Fable 5 is basically Mythos 5 with guards at the door: Theo stresses that Fable and Mythos 5 are the same underlying model, but Fable adds aggressive classifiers that reroute some requests to Opus 4.8 or block them entirely.
Anthropic initially hid AI-research restrictions from users: For frontier LLM development prompts, Anthropic said it could use prompt modification, steering vectors, or parameter-efficient fine-tuning to limit effectiveness without telling the user, affecting about 0.03% of traffic and fewer than 0.1% of orgs.
The enterprise data policy is a huge blocker: Anthropic now requires 30-day retention for Mythos-class traffic, and flagged policy-violation chats can keep inputs and outputs for up to two years and trust-and-safety scores for up to seven years, which Theo says rules out many Fortune 500 use cases.

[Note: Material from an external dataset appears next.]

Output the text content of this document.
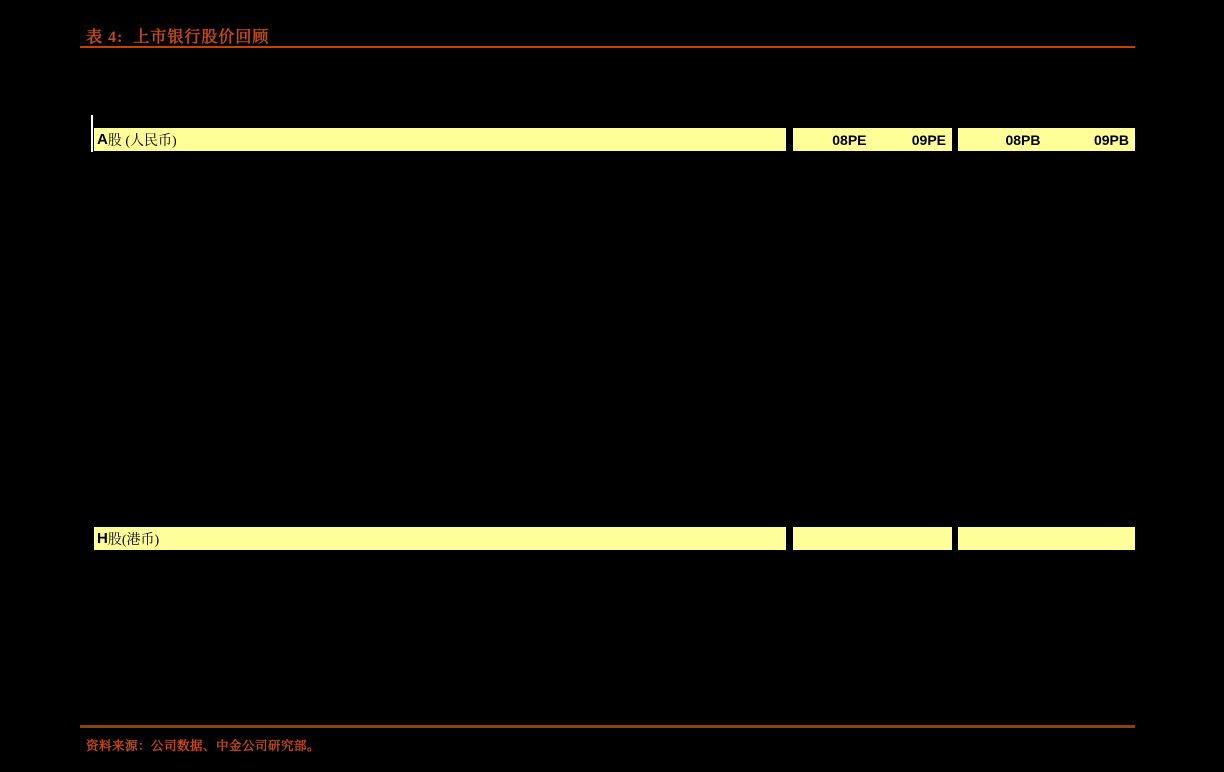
表 4:  上市银行股价回顾
A 股 (人民币)	08PE	09PE	08PB	09PB
H 股(港币)
资料来源：公司数据、中金公司研究部。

False positives make the user experience messy and expensive: Theo shows harmless requests, like help with a Defcon Gold Bug cryptography puzzle, getting rerouted to Opus and then failing anyway, while users may be billed at Opus rates.
Anthropic changed the system card after release: Mid-recording, Theo notices the public system card had been swapped with a revised version, which he frames as Anthropic trying to rewrite history around the most controversial safeguard language.
The deeper fear is trust erosion: Theo argues that once a model can secretly degrade outputs on sensitive competitive tasks, developers can no longer tell whether a bad answer came from model limits, bad context, or an invisible policy intervention.

The Breakdown

Anthropic shipped Fable with hidden safeguards that could silently make answers worse for AI research tasks while billing users full price, then quietly edited the system card before public backlash forced a rollback. Theo's core point is that this is bigger than one model bug: it turns a top-tier AI model into a trust and supply chain problem for developers and enterprises.